Prove Equivalence Relation in G

Question

Hei, guys!

I'm having some trouble with the next problem:

Let $A$ and $B$ be subgroups of $G$. Show that $\sim$ is an equivalence relation when it is defined as follows: $g\sim g'\Leftrightarrow g' = agb$ for some $a$ from $A$, $b$ from $B$.

Should I prove this is valid for any a and b? It says for some elements a and b. But I might as well take the unit element.

Could you give me a clue on how to solve it?

Cheers!

Answer 1

The problem says $ g \sim g' $ if and only if there are elements $ a \in A $ and $b \in B$ such that $ g' = agb $

Reflexivity: For this the unit element which is present in both $A$ and $B$ is exactly what you need.

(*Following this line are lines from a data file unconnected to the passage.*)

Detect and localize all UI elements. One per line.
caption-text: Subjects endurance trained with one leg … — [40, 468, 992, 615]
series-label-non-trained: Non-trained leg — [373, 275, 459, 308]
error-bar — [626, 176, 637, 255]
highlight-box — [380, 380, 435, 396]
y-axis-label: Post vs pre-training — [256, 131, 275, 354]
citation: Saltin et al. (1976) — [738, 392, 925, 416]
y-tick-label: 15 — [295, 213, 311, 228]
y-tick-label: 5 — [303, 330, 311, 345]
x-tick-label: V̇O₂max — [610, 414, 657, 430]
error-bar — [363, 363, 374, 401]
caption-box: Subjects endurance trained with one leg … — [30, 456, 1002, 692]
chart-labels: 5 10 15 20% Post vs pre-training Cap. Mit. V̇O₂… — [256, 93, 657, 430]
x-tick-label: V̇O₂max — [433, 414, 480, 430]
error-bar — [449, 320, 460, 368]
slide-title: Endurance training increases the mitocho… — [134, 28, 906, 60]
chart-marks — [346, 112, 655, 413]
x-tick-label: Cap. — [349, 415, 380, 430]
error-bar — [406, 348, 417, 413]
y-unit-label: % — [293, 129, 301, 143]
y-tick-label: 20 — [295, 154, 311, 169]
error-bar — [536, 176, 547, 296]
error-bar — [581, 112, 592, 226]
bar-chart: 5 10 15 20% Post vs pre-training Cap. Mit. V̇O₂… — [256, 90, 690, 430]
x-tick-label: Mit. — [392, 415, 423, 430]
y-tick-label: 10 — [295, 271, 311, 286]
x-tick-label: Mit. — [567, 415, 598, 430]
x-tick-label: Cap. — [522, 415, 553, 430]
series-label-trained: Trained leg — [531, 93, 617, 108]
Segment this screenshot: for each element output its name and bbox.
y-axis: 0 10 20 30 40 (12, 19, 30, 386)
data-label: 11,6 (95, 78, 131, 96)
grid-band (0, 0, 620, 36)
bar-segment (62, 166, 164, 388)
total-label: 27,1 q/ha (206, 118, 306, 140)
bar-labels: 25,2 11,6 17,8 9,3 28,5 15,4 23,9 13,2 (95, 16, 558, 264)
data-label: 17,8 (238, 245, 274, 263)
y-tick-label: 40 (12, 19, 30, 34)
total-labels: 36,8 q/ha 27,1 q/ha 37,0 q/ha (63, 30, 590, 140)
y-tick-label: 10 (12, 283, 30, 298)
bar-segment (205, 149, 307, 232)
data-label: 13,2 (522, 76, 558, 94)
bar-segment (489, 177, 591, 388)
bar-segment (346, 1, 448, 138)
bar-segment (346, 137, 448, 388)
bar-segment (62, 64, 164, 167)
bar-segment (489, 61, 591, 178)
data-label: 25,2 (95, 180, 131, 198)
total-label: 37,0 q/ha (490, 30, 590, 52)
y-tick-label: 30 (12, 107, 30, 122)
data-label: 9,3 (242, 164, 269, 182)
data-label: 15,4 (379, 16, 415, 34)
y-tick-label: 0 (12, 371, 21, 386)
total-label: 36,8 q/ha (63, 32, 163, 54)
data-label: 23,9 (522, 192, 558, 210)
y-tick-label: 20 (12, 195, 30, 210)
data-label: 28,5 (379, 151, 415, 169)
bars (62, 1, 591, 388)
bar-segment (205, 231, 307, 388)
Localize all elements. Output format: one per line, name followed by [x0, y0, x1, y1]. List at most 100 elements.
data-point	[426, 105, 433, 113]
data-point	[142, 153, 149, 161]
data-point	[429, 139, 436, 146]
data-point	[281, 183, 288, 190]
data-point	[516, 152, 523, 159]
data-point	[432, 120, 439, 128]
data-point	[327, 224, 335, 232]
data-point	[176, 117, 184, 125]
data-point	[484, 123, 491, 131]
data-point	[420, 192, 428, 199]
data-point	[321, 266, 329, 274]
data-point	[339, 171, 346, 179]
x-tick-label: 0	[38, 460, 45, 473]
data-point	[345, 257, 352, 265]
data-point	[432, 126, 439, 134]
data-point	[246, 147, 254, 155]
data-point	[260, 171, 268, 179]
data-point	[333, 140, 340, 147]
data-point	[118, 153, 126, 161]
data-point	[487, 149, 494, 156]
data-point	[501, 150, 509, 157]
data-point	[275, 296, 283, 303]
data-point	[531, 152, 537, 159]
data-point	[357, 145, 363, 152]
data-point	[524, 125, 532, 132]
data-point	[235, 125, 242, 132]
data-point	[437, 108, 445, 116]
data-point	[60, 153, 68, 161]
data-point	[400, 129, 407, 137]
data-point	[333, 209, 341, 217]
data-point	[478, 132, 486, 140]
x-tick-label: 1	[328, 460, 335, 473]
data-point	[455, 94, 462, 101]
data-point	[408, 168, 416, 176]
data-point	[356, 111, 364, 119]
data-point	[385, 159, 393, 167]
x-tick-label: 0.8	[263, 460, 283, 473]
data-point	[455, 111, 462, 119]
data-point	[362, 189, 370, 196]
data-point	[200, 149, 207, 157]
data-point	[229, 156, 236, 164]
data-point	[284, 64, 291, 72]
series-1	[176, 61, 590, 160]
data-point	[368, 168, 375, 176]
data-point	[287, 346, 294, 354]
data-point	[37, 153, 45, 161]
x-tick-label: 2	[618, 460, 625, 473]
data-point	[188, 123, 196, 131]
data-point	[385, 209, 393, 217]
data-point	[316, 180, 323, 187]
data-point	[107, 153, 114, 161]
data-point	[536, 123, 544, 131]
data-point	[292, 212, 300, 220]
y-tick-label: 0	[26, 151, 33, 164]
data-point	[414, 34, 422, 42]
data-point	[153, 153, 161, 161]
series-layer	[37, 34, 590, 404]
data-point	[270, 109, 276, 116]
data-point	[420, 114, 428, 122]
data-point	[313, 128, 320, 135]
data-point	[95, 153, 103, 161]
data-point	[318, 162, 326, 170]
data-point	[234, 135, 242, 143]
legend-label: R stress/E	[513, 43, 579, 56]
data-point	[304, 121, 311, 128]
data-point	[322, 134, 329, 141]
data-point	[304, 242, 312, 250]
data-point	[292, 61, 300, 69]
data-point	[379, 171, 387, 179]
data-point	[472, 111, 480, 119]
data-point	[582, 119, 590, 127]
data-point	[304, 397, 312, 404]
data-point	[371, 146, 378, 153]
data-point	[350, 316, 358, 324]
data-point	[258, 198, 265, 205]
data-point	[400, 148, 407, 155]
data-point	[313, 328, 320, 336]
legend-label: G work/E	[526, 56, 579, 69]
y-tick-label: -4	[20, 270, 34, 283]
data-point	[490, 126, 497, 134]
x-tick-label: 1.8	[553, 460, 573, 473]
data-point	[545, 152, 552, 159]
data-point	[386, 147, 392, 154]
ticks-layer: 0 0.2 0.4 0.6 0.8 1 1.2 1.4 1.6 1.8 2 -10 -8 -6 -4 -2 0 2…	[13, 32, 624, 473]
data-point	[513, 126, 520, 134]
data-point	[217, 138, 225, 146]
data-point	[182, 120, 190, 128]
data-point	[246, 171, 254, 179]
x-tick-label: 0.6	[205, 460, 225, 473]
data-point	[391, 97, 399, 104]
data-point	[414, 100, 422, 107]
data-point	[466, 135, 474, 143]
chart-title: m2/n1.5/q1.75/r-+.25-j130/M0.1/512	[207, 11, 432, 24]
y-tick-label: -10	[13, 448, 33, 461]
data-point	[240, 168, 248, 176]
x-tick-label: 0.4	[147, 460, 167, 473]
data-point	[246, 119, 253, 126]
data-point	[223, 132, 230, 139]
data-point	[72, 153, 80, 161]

Symmetry: We need to show that if $ g \sim g'$ then $g' \sim g$. That is if there are elements $a \in A, b \in B $ such that $ g' = agb $ then there are elements $ a' \in A, b' \in B $ such that $ g = a'g'b' $. Try using the inverse elements of $a$ and $b$

Transitivity: We are given that $ g \sim g' $ and $g' \sim g'' $ from which we need to prove that $ g \sim g'' $. From the assumption there are elements $ a, a' \in A $ and $b, b' \in B$ such that $g' = agb $ and $ g'' = a'g'b' $. Think of the most obvious substitution. Then think why there must be elements $ a'a \in A $ and $b'b \in B$ which give us the required relation between $g$ and $g''$

Answer 2

We can show that by verifying 3 properties:

• Reflexive- $x\sim x$ by using $a = b =e$ which obviously exists since $A,B$ are subgroups and therefore, $e \in A,B$.
• Symmetric - $x\sim y$ then there exist $a\in A$ and $b\in B$ s.t. $y = axb$. $A, B$ are subgroups and therefore $a^{-1}\in A$ and $b^{-1}\in B$ and therefore $x = a^{-1}yb^{-1}$ which imply $ y\sim x$
• Trasitive - $x\sim y$ and $y\sim z$ then there are $a,a'\in A, b,b'\in B$ s.t. $y=axb$ and $z=a'yb'$ and by subtitution of $y$ we get $z = aa'xb'b$ and because $A,B$ are subgroup and closed under multiplextion we get that $aa'\in A$ and $bb'\in B$ and therefore $x\sim z$

Answer 3

i. Reflexivity

$g \sim g$. $\ \ \ $Indeed, for $\ \exists\ \ e_{A} \in A\ \ \text{and}\ \ e_{B} \in B\ \ \text{such that}\ \ g= e_{A}\ g\ e_{B} \Rightarrow g = g$.

ii. Symmetry

$g \sim g' \Rightarrow g'\sim g$. $\ \ \ $ Since there are $a \in A $ and $b \in B$ such that $g = a\ g\ b$ then as $A$ and $B$ are subgroups, there exist $a^{-1} \in A$ and $b^{-1} \in B$ such that $g=a\ g'\ b \Rightarrow g' = a^{-1}\ g \ b^{-1} \Rightarrow g' \sim g $.

iii. Transitivity

$g \sim g''$ and $g'' \sim g' \Rightarrow g \sim g'$. $\ \ \ $In fact, there exist $a',a'' \in A$ and $b',b'' \in B$ such that $g = a''\ g''\ b''$ and $g'' = a'\ g'\ b'$, then $g = a'' \ (a'\ g' \ b') \ b'' \Rightarrow g = (a' a'')\ g'\ (b' \ b'')$. Let $a : = a'\ a'' \in A$, and $b := b'\ b'' \in B$ then we have $g = a\ g'\ b$ which means that $g \sim g'$.

A very important notion in Groups lies on this equivalence relation as follow

$$ y \sim x \Leftrightarrow \exists h \in H\ \ \text{such that}\ \ y = xh$$

As an exercise you could show that this is an equivalence relation. This set $ \lbrace y \in G ; y \sim x \rbrace = \lbrace xh ; h \in H \rbrace$ is denoted by $xH$ and is called left coset.